Desse modo, busca-se realizar uma análise constitucional dos fatores sociais que influenciam no aumento do feminicídio de mulheres negras no Brasil, especificamente racismo, sexismo e classismo. Ocorre que a violência permanece na sociedade desde a antiguidade como manifestação de força e poder entre os homens e, ao penetrar no seio familiar tem como consequência a desestruturação do seu núcleo e a violação dos direitos humanos, em especial da mulher.
Este trabalho justifica-se pelo interesse da pesquisadora sobre o tema abordado, surgido através de cursos, palestras e estudos, e tendo em vista que o Brasil é o 5º país do mundo com mais mortes de mulheres, de acordo com o Mapa da Violência de 2018, apesar de toda legislação protetiva. Ou seja, não existe a plena efetividade e a segurança jurídica para a qual tal força normativa foi criada e se propõe cumprir.
Observa-se ao contrário do que foi exposto o descaso pela norma jurídica por parte daqueles que a violam por meio da prática de atos violentos que os tribunais julgam e sobre os quais proferem sentenças. Tais atos são amplamente divulgados pela mídia com intuito de dar visibilidade ao feminicídio, cuja tendência é de crescimento, caso não ocorram mudanças de comportamento e entendimento acerca dos direitos de todos, homens e mulheres, numa condição isonômica pela quais todos possam viver harmonicamente com dignidade, sem violação de direitos e garantias fundamentais.
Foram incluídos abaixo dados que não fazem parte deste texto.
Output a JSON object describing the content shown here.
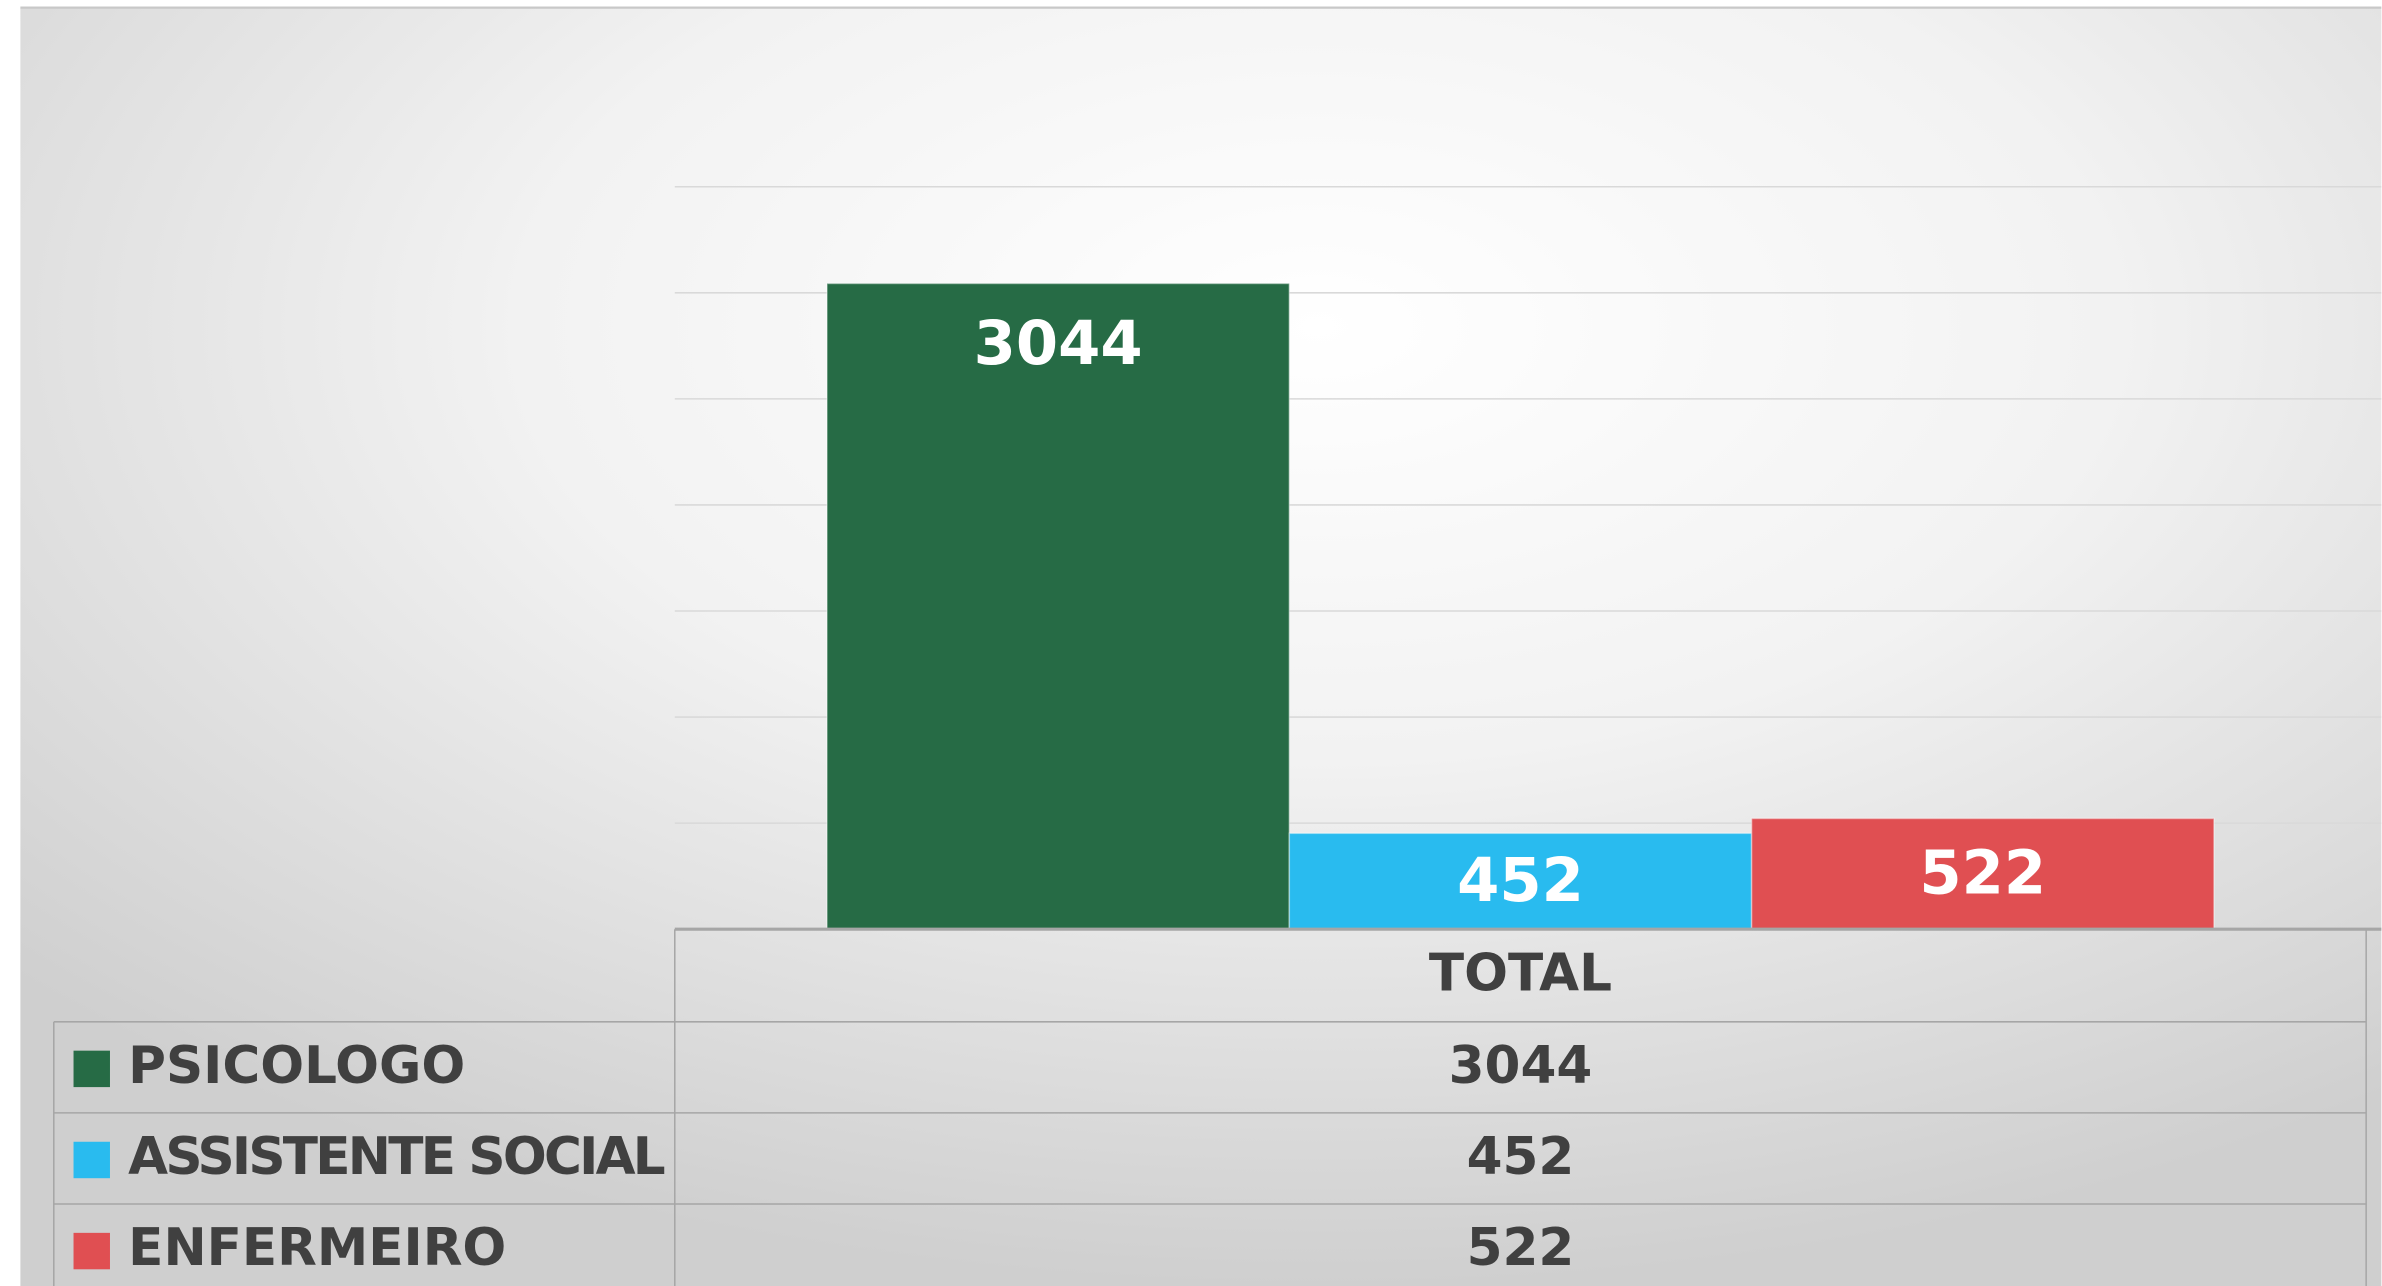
{
  "chart_data": {
    "type": "bar",
    "categories": [
      "TOTAL"
    ],
    "series": [
      {
        "name": "PSICOLOGO",
        "color": "#266b45",
        "values": [
          3044
        ]
      },
      {
        "name": "ASSISTENTE SOCIAL",
        "color": "#29bbef",
        "values": [
          452
        ]
      },
      {
        "name": "ENFERMEIRO",
        "color": "#e04f52",
        "values": [
          522
        ]
      }
    ],
    "ylim": [
      0,
      3500
    ],
    "yticks": [
      0,
      500,
      1000,
      1500,
      2000,
      2500,
      3000,
      3500
    ],
    "grid": true,
    "data_table": true
  }
}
Do ponto de vista da relevância, torna-se oportuna a pesquisa considerando três aspectos diante do aumento de mortes em razão do gênero e raça, em especial de mulheres negras, conforme o Mapa da Violência de 2019: primeiro, para a sociedade, por se tratar de um problema social, uma questão de justiça, de segurança e saúde pública, que atinge a todos de forma direta ou indireta. Segundo, para o meio acadêmico, ao buscar alcançar acréscimo ao debate intelectual e, por fim, para a UNIFSA ao desenvolver no estudante do curso de Direito, um olhar mais crítico acerca da temática. Desta forma, questionam-se quais os fatores que influenciam no aumento do feminicídio de mulheres negras no Brasil, tendo em vista estas serem as principais vítimas do ciclo de violência que antecede e culmina com o feminicídio.
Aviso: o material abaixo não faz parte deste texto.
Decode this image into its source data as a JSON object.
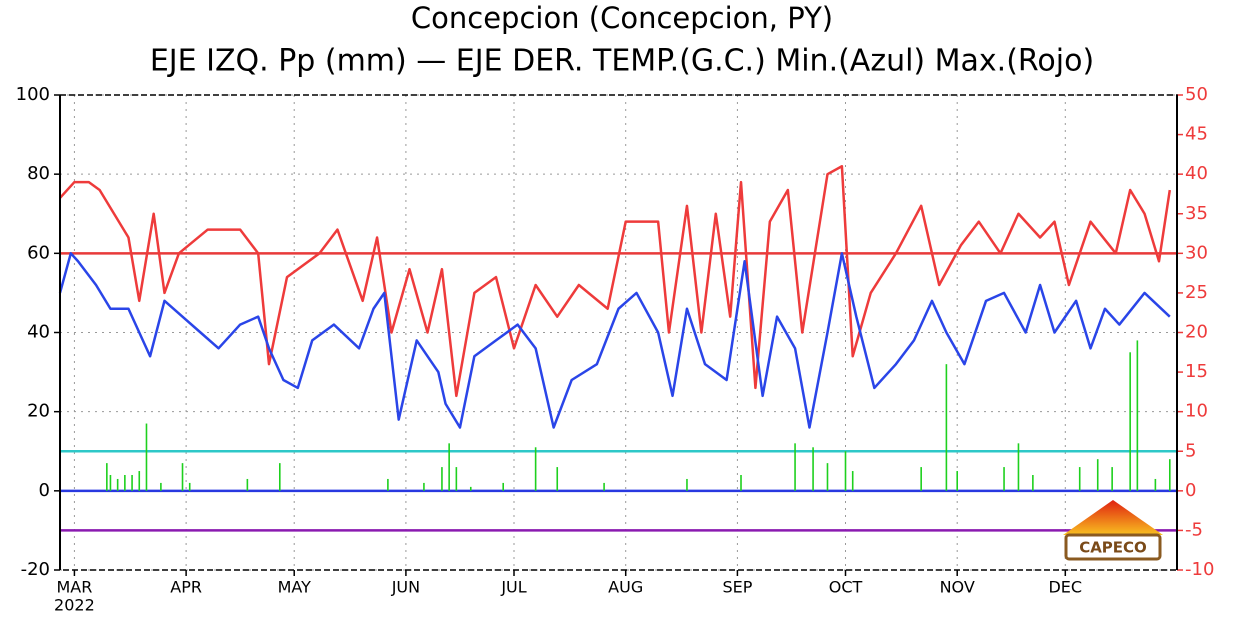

Nesse sentido, Vidal (2015) explica que esse ciclo de violência inicia-se com a etapa da tensão, que se manifesta por meio de ameaças, humilhações, intimidações, constrangimento a vítima, dentre outros atos. Após essa etapa ocorre a fase da explosão do agressor em que acontece o ato de violência propriamente dito, pois toda tensão se materializa. Com o fim dessa etapa, segue-se para a fase da reconciliação, e nesta ocorrem novas promessas, desculpas e arrependimento. Desta forma, quando a mulher vítima de violência não consegue romper com o ciclo, fica sujeita a sofrer com maior intensidade as violências até que se atinja a figura do feminicídio.
Ressalte-se que o objetivo geral desse estudo se fez em analisar os fatores sociais que influenciam no aumento do feminicídio de mulheres negras no Brasil. Para tanto se buscou como objetivos específicos revisar a bibliografia sobre feminicídio, discutir juridicamente acerca do feminicídio apresentando conceitos, dados sociais e sua tipologia e, por fim, relacionar feminicídio e mulher negra no Brasil.
2. BREVE HISTÓRICO DA CONDIÇÃO DA MULHER NEGRA NO BRASIL
No Brasil, as mulheres negras, assim como os homens negros, foram escravizadas. Contudo, percebe-se que no caso feminino a condição teve como decorrência a submissão delas às várias formas de violência, dentre as quais destacam-se a violência sexual e a violência psicológica. E, para sobreviverem à desumanidade e perversidade características da escravidão, em conjunto com os homens, elas resistiram e lutaram incansavelmente através de movimentos e grupos raciais por justiça e condições de vida digna, visando à liberdade, e às vezes, quando conseguiam comprar a carta de alforria para a libertação do jugo escravagista, e a igualdade humana.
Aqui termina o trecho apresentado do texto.